The wallet space is already occupied. For everything, there’s a time in the market. If you come too early, the market is not ready for you. If you come too late, then the market would already be captured by other people. But, whenever such things happen, payments is the first thing that gets impacted. This is why you’re seeing a huge rush in the digital wallet space because the rest of the fintech space takes a little longer to get impacted. Such kind of start-ups will begin coming into the limelight now. In the fintech world, the biggest impact has been in the payment space because people need to pay for things. They’ve got money in their banks, and in their pockets, but what demonetisation did was it didn’t allow people to transact. 

The digital market is said to follow the ‘winner takes all’ philosophy. Do you think there can be more than one winner?

I would not agree with a blanket statement that it’s winner takes all in the digital space. If there’s a network effect at play, only then does it become a winner takes all market. For example, if a lot of people are using one payment system, merchants are incentivised to accept that payment system and vice-versa. This is why when one payment system becomes big, it’s very different to disrupt it because all the users and merchants have adopted it. 

However, there are many spaces where it’s not a winner takes all market. Take, for instance, lending as a market. You need loans to buy a car, a mobile phone, a house, an air conditioner or a refrigerator.

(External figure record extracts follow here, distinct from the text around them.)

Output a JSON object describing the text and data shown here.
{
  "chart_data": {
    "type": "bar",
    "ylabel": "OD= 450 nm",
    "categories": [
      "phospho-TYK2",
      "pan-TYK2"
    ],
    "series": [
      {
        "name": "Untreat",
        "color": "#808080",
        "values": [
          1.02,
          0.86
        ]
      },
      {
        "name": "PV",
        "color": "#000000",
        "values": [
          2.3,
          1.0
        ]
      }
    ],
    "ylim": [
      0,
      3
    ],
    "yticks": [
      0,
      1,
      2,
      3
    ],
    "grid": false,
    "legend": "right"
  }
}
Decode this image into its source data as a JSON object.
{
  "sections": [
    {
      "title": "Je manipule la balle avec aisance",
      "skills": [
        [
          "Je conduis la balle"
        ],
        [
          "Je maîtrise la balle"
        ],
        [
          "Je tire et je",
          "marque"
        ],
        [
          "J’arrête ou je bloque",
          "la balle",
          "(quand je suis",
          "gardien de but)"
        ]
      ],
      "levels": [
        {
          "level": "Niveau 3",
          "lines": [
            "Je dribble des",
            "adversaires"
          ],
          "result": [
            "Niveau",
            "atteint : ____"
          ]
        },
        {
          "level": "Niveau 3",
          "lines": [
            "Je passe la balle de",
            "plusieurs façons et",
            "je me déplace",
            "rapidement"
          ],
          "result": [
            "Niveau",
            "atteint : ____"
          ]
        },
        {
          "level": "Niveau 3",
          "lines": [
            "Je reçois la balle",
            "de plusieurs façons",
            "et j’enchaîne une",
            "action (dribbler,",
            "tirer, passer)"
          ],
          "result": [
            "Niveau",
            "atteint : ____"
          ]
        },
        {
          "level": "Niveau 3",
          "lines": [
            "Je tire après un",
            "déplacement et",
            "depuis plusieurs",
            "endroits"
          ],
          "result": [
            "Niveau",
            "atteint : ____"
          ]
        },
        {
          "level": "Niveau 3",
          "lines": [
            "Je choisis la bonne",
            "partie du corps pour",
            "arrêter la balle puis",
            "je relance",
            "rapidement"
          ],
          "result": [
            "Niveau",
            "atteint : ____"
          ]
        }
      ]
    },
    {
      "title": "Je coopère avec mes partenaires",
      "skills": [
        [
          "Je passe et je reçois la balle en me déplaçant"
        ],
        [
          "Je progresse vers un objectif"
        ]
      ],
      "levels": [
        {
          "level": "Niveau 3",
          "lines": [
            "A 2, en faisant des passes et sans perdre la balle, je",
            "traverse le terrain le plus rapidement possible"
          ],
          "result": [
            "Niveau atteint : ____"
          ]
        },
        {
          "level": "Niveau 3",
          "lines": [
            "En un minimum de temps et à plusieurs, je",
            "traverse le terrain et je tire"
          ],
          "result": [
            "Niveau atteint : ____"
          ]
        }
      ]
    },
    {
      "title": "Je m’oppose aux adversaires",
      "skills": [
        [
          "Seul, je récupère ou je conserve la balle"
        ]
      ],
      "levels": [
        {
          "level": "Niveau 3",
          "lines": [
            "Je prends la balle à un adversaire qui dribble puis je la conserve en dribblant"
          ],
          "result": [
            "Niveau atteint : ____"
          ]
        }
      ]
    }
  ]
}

One person might need a loan to go Mauritius for their honeymoon, while another one might need it to run a shop. The requirements are so diverse that it’s hard to believe that somebody will come and own the entire market. 

Tell us about some of the companies you’ve invested in...

In terms of the fintech portfolio, we have companies such as Paytm which we are committed to. Apart from that, we have a company called ClearTax, and Walnut app, which is a personal finance tracker. We also have an offline finance company called Aye Finance, which lends to various small and medium enterprises (SMEs). Then we have a company called Capital Float, which is the largest SME-lending company in the country and Coverfox, which is into insurance broking.